Интересно, что знание произведений Эсхила предстает у Каверина метафорой, если не обязательным условием, знания жизни. Провал Мандельштама на экзамене мемуарист был склонен интерпретировать как отказ поэта-чудака идти на контакт с жесткой современностью.

Теперь обратимся к дневнику близкого друга поэта Сергия Платоновича Каблукова, который по свежим следам событий записал рассказ Мандельштама о злополучном происшествии:

Был И<осиф> Е<мильевич> Мандельштам, 29-го сентября неудачно сдававший экзамен по латинским авторам у Малеина.

Малеин требует знания Катулла и Тибулла, Мандельштам же изучил лишь Катулла. Тибулла переводить отказался, за что и был прогнан с экзамена. При этом у него похитили чужой экземпляр Катулла с превосходными комментариями[308].

Что радикально меняет Каверин в сравнении с объективным описанием Каблукова?

Великому латинисту Александру Иустиновичу Малеину в воспоминаниях Каверина был предпочтен великий эллинист Григорий Филимонович Церетели (вероятнее всего, потому, что рядом со студентом-чудаком мемуаристу хотелось изобразить профессора-чудака; Церетели такой репутацией обладал, а Малеин – нет). Катуллу и Тибуллу предпочтен Эсхил (вероятнее всего, потому, что мемуаристу хотелось подчеркнуть разницу между Мандельштамом-студентом и Мандельштамом-поэтом; имя Эсхила Мандельштам в своих стихах упоминает, а имена Катулла и Тибулла – нет). И наконец – самое главное – вполне ординарную ситуацию Каверин предпочел изобразить как экстремальную: студент, выучивший первый вопрос и не подготовивший второго, предстал у него рефлектирующим эгоцентриком, мучительно расплачивающимся за неумение и нежелание ладить с жизнью.
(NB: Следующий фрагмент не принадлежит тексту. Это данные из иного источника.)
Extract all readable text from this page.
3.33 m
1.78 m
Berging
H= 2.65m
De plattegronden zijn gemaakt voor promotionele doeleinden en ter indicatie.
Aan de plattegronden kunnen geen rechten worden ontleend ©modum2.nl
Психологическая характеристика Мандельштама-студента Кавериным окончательно лишится какой бы то ни было степени убедительности, если мы вспомним о том, что экзамен по латинским авторам Мандельштам с оценкой «удовлетворительно» пересдал 18 октября 1916 года.

О склонности Каверина к беллетризации реальных событий необходимо помнить и при чтении «Эпилога», особенно глав, посвященных Виктору Шкловскому и Борису Пастернаку[309]. Тем не менее большинство фактов, сообщаемых Кавериным, подтверждается при сверке их с документальными источниками, а многие впервые обнародованные в «Эпилоге» сведения, вкупе с недюжинными литературными достоинствами этого произведения, превращают «Эпилог» в увлекательную, хотя и печальную книгу.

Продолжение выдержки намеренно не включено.